September 18th, 2009 @11:51 am
Be careful that you don’t force your husband to get a second job and end up with him resenting you for it.
My husband works two jobs but it was his choice and he loves it. His second job is rebuilding/fixing cars which he loves to do and is more like a hobbie to him. I was offered a job last year but he wanted to take this job he has instead because he knew he would like it and he would make more than me anyway. It works for us but that’s because it is what he wants too. We don’t have to worry about childcare during school vacations, holidays or summer because I am home.
September 18th, 2009 @6:59 pm
Hello there. I am a stay at home mom too. I am 24 years old (just turned 24 last Thursday!), and I have an almost 3 year old an a 5 month old. My husband works two jobs for me to be able to be a stay at home mom, but as he says, it’s well worth it. He usually works from 6:00 a.m. until 7:30 or 8:00 p.m. He works his full-time job from 6 a.m. to 3 p.m. and then his part time job from 3 p.m. to 7:30 or 8:00 p.m. We live in a small (900 square foot, 2 bedrooms, 1 bathroom), older (about 86 years old) house.
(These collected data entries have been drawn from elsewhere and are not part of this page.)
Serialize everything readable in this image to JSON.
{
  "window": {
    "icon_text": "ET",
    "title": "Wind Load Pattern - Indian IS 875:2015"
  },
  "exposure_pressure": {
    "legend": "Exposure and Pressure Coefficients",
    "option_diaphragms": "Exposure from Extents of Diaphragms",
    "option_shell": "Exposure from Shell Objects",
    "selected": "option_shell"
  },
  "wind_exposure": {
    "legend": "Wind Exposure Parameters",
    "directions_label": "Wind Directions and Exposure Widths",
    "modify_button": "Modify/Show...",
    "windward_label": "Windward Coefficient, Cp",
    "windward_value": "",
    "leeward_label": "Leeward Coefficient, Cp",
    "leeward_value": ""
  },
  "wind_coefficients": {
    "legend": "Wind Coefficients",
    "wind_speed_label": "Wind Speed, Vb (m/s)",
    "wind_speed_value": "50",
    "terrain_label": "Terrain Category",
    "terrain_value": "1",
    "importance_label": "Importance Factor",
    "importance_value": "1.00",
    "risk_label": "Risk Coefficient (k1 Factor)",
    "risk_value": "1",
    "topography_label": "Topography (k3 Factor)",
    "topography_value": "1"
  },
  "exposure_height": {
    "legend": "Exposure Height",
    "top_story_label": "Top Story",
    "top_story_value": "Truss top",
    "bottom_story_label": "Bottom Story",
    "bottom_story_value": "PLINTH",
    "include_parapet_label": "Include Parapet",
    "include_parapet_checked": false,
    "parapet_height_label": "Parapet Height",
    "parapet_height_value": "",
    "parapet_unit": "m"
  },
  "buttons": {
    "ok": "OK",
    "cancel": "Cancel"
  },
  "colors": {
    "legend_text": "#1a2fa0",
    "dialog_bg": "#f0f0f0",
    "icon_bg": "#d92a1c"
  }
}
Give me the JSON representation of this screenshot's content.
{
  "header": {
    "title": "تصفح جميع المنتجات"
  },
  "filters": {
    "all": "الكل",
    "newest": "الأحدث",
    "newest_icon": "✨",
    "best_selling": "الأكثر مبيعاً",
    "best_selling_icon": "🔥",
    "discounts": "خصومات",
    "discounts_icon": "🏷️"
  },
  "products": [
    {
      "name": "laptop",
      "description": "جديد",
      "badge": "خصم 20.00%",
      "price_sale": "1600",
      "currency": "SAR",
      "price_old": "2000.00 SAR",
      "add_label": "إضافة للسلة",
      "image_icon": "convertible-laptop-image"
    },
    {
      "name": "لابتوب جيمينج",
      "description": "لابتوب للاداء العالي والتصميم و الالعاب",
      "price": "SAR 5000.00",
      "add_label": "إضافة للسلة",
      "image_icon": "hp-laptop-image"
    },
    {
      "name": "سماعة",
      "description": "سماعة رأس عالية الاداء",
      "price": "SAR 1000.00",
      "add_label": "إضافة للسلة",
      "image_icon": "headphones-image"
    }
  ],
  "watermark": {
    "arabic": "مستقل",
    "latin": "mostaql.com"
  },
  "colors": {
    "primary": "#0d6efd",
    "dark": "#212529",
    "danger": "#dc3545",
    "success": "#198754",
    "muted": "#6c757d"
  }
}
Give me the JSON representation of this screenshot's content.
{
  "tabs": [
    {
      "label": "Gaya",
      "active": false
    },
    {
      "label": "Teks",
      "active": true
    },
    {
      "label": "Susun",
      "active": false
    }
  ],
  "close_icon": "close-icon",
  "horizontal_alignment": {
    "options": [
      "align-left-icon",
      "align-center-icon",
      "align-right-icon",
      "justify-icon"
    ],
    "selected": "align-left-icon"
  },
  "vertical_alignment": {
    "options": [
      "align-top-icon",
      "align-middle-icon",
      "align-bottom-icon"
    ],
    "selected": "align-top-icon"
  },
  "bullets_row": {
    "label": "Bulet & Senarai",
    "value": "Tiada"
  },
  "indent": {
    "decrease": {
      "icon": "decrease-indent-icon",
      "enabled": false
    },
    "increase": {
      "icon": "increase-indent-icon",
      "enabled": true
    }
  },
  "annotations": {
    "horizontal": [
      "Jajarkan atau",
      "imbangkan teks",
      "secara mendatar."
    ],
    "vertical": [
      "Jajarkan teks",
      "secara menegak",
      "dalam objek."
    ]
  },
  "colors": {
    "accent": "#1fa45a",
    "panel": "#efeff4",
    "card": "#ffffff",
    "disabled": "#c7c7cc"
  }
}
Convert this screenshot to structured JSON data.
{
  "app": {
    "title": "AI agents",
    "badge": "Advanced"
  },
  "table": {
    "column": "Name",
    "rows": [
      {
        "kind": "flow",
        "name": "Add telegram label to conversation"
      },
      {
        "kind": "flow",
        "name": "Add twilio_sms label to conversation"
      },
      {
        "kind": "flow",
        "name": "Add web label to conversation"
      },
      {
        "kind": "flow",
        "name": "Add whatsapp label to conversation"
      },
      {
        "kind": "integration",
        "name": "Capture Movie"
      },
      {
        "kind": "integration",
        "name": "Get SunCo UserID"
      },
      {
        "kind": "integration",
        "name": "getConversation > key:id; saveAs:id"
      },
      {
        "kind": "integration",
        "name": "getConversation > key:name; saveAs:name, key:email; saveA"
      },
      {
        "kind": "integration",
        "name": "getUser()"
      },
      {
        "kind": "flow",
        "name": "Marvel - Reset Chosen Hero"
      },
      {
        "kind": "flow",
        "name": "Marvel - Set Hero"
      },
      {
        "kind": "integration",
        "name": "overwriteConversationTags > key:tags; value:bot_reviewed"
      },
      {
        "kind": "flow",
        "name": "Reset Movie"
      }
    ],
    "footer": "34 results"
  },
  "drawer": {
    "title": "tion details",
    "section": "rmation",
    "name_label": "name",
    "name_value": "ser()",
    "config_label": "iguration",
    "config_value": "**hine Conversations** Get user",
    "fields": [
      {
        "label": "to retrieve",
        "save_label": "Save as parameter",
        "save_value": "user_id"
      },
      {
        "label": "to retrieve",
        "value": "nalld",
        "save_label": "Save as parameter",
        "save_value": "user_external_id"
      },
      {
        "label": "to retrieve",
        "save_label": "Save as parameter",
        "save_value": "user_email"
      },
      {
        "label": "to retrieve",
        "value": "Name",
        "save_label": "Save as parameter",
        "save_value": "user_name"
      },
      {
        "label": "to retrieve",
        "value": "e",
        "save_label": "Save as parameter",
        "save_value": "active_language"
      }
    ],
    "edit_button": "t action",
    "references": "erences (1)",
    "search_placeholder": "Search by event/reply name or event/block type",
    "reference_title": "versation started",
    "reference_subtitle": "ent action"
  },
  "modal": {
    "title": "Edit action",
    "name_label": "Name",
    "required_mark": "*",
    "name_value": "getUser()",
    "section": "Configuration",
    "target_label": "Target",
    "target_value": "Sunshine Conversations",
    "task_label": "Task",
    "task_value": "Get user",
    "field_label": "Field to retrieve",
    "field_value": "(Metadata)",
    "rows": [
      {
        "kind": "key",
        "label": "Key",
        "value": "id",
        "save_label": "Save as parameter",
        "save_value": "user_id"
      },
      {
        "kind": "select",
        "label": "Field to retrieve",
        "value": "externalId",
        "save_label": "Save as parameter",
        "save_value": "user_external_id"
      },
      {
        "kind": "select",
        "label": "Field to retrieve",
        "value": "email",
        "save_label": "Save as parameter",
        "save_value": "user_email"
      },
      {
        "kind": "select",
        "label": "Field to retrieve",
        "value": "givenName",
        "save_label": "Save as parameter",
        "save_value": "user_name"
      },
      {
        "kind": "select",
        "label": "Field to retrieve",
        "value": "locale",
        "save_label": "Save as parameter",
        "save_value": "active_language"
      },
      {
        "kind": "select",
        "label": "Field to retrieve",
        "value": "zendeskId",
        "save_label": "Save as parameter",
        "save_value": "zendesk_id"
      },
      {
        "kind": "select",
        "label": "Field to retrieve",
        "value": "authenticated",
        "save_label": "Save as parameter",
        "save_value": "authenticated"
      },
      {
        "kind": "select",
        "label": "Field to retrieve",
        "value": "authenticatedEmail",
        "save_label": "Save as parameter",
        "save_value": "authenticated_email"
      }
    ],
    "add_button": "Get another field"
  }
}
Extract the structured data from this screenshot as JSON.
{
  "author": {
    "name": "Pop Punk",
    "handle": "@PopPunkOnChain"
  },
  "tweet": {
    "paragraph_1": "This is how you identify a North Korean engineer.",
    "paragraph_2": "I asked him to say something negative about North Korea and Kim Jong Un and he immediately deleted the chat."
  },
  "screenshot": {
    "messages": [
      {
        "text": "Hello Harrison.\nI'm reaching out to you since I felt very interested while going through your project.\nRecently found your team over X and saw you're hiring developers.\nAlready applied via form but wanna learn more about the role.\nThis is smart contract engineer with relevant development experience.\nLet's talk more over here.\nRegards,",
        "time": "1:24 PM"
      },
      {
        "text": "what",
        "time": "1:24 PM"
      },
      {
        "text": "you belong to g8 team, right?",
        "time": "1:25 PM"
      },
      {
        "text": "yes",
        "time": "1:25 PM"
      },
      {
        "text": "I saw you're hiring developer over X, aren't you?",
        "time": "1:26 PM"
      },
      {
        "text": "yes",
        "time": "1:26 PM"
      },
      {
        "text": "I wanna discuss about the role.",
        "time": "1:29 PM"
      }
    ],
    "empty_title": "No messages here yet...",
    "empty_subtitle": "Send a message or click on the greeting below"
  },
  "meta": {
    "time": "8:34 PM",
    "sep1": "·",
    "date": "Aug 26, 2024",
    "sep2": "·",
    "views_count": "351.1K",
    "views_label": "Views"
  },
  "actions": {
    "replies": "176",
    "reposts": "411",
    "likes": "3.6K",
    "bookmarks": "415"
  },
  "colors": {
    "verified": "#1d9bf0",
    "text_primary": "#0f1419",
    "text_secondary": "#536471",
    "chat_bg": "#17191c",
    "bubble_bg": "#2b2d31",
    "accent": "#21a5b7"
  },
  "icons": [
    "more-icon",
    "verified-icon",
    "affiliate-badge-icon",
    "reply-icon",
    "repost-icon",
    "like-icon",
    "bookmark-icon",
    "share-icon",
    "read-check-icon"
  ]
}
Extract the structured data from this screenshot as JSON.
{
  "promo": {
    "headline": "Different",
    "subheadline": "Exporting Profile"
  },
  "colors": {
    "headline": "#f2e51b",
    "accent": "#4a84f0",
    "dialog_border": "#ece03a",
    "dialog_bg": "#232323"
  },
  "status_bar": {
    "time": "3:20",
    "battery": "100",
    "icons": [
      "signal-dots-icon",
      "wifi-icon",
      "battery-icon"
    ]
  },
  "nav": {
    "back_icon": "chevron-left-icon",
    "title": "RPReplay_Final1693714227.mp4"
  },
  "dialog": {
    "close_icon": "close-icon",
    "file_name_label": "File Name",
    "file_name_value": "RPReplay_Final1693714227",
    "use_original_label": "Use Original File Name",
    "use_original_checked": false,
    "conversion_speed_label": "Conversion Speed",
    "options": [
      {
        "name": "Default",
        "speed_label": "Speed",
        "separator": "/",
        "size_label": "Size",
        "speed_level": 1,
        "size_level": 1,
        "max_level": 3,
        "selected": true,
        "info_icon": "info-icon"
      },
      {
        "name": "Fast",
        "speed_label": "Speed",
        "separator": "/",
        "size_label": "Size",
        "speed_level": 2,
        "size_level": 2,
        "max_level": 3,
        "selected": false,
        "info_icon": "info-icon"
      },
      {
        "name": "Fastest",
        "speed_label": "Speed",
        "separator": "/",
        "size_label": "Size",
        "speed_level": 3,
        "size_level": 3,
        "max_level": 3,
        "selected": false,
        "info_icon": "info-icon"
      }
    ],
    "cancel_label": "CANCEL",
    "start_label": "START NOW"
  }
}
We drive older vehicles that are paid for. My car is still my highschool car – a 2 door chevy cavalier which is about 10 years old, and my husband drives a little Ford Ranger pickup, which also is close to 10 years old. We don’t go out to eat. We don’t have any extras such as cable, cell phones, going out to movies, to dinner, ect. We only purchase what is neccessary, not because we “want” a new shirt, shoes, jeans, ect. If jeans are worn out, then we buy a new pair (by new I mean for under $25 on sale). We don’t buy clothes or anything becase we want them or because we are tired of our old wardrobe. We purchase only out of necessity. We don’t put anything on a credit card. We pay cash or if we don’t have the cash for something, then we don’t need it.
We live in the rural midwest and my husband makes around $27K a year. Our only debt is our house. Our only bills are (thankfully) our utilities which are a local land-line phone, gas, water/sewer, and electricity, and our mortgage payment. We purchased our home 3 years ago for less than $57,000. It’s somewhat of a fixer-upper, but it is in a nice neighborhood, at the bottom of the hill where my childhood home was located. After the mortgage and utilities are paid, gas is in the cars, and food in the cuppboards, we usually are able to have a $175 – $300 cushion in checking at the end of the month and we’re able to save $200- $300 a month. It’s tough. It’s a strict budget, but it works and our kids are getting the best care possible from someone who loves them. It’s nice to know that our kids are being taken care of by us and not someone else. That they are not just a number or dollar figure to a daycare provider, but that they are ours to raise and love all day. We’re very blessed that we can do this, I know. It wasn’t always that way though. I worked full time until our oldest daughter was 18 months old and it was awful. We weren’t raising her, the daycare provider was because let’s face it, she was at the daycare for 8 to 10 hours a day and only at home with us for 3 of her waking hours. And during that time while trying to spend time with her we were also making supper, cleaning, doing yard work, housework, running errands, ect, and so the only “quality” time that we were able to spend with her was spent giving her a bath, reading her a bedtime story and then tucking her in bed for the night. One night we had had enough of it and so my husband and I sat down and figured out what it would take for me to stay home. We didn’t think that it would be possible because, hey, we were both working full time and barely making ends meet. But we were shocked to find that if we eliminated the cost of daycare, my commuting to and from work (we live 15 miles from the town where we work), extra meal costs, work clothing, extras such as cable, cell phones, going out to eat (because with me staying home there’s no excuse for me not to make meals for the family), going out places and spending a bunch of money on extra stuff such as movies, bowling, new clothes that we want or shoes, ect, we figured out that we’d actually be saving about $300 a month by me staying home. Wierd, huh? Anyways, it’s proven true. Wouldn’t change it.